Perseus, aufgewachsen bei Zieheltern, verliert diese mitsamt seiner Schwester bei einem von Menschen provozierten Angriff der Götter. Da Zeus die ständige Missgunst der von ihm erschaffenen Menschen nicht mehr duldet, hetzt er seinen Bruder Hades aus der Unterwelt auf sie. Er soll die Menschen wieder Ehrfurcht vor den Göttern lehren. Als Perseus erfährt, dass er Zeus’ Sohn ist, sinnt er auf Rache und will Hades den Garaus machen – zumal der Gott der Unterwelt selbst eine Intrige gegen Zeus spinnt ... Letteriers „Kampf der Titanen“ hat alles, was einen spektakulären Fantasyfilm ausmacht: Große Schauwerte, brillante Ausstattung, spektakuläre Effekte und Action satt. Er strotzt aber auch vor pathetischen und teils albernen Dialogen und Schauspielern, die allesamt unter ihrem Niveau bleiben. Vor allem Ralph Fiennes, der den Hades als eine optische Mischung seines Lord Voldemort und John Travoltas Terl aus „Battlefield Earth“ gibt, war wohl selten schwächer. Lediglich Sam Worthington darf als Held eine halbwegs gute Figur abgeben. Noch dazu wurde die Geschichte arg für das US-Publikum modifiziert – nur so ist zu erklären, warum beispielsweise Zeus nicht als Schwan, sondern als Weißkopfadler auf die Erde kommt.

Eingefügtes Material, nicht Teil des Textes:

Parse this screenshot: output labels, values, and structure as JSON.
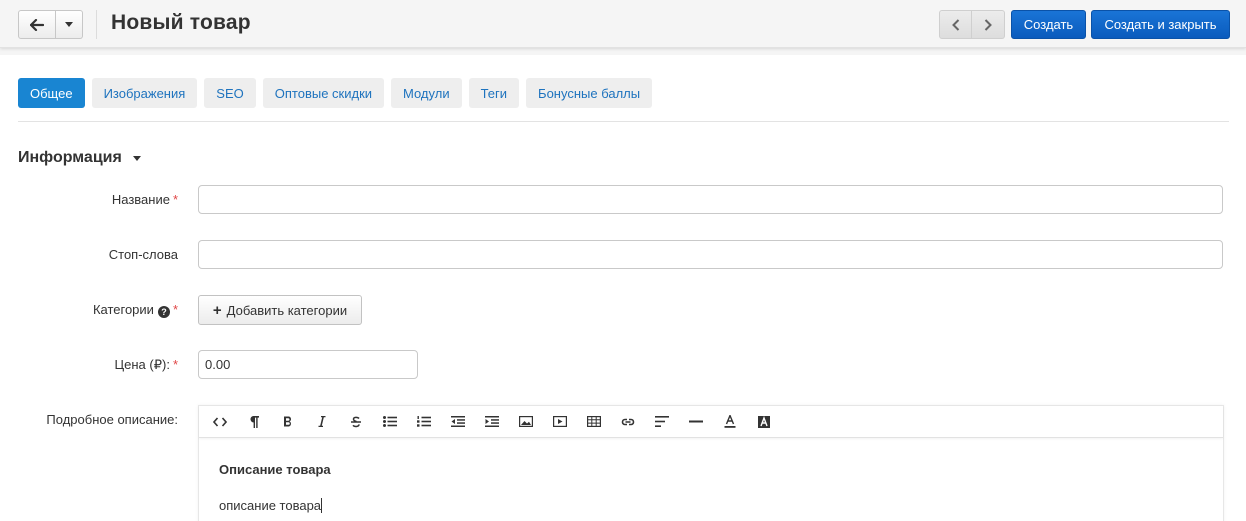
{
  "header": {
    "title": "Новый товар",
    "create_label": "Создать",
    "create_close_label": "Создать и закрыть"
  },
  "tabs": [
    {
      "label": "Общее",
      "active": true
    },
    {
      "label": "Изображения",
      "active": false
    },
    {
      "label": "SEO",
      "active": false
    },
    {
      "label": "Оптовые скидки",
      "active": false
    },
    {
      "label": "Модули",
      "active": false
    },
    {
      "label": "Теги",
      "active": false
    },
    {
      "label": "Бонусные баллы",
      "active": false
    }
  ],
  "section": {
    "title": "Информация"
  },
  "form": {
    "name_label": "Название",
    "stopwords_label": "Стоп-слова",
    "categories_label": "Категории",
    "add_categories_label": "Добавить категории",
    "price_label": "Цена (₽):",
    "price_value": "0.00",
    "description_label": "Подробное описание:",
    "required_mark": "*"
  },
  "editor": {
    "toolbar": [
      "html-icon",
      "paragraph-icon",
      "bold-icon",
      "italic-icon",
      "strikethrough-icon",
      "unordered-list-icon",
      "ordered-list-icon",
      "outdent-icon",
      "indent-icon",
      "image-icon",
      "video-icon",
      "table-icon",
      "link-icon",
      "align-left-icon",
      "horizontal-rule-icon",
      "font-color-icon",
      "background-color-icon"
    ],
    "heading": "Описание товара",
    "text": "описание товара"
  },
  "colors": {
    "primary": "#1985d2",
    "button_primary": "#0a5bbd",
    "required": "#e04646",
    "tab_link": "#1e73be"
  }
}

Was bleibt, ist ein kurzweiliges Fantasy-Abenteuer mit opulenten Tricks, der im Kino wohl vorrangig deshalb so erfolgreich war, weil er vom 3D-Boom profitierte. Bild und Ton Das warm gefilterte Bild ist in Nahaufnahmen sehr scharf und liefert eine schöne Detailtiefe. Die digital kreierten Szenen von Argos wirken im Vergleich zu echten Landschaften etwas weich. Der deutsche Ton ist weit weniger laut und dynamisch als der englische DTS-HD-Mastersound, liefert aber dennoch Nonstop- Action. Die Angriffe der Riesenskorpione (ab 41’20) oder der Showdown mit dem Kraken sind extrem druckvoll und effektreich vertont.

3D-Effekt


Zum Test hatten wir auch die 3D-Disk des Films, die exklusiv bei Amazon, Media Markt und Saturn erhältlich ist. Die erste Live-Action-Kinofilm-3D-Blu-ray leidet bei schnellen Bewegungen unter sichtbaren Doppelkonturen. Solange die Szenerie ruhig ist, gefällt der Eindruck durchaus, aber das teils extreme Spiel mit Tiefenunschärfen lässt oft vermuten, im Hintergrund stünden drei Personen und nicht eine.

Extras


Hier hat man sich nicht lumpen lassen: Vor allem der Bild-im-Bild-Maximum-Movie- Mode zeigt beeindruckende, interessante und sehr umfassende Bilder vom Dreh. Dazu kommen ca. 35 Minuten an Fokuspunkten, ein Feature über den Hauptdarsteller und entfernte Szenen wie auch ein alternatives Ende.

Fazit

Aufgrund der guten Bild- und Tontechnik sowie der Nonstop-Action kurzweiliger, aber auch sehr amerikanisierter Trip in die Mythologie, der zudem arg pathetisch daherkommt und schwach geschauspielert ist.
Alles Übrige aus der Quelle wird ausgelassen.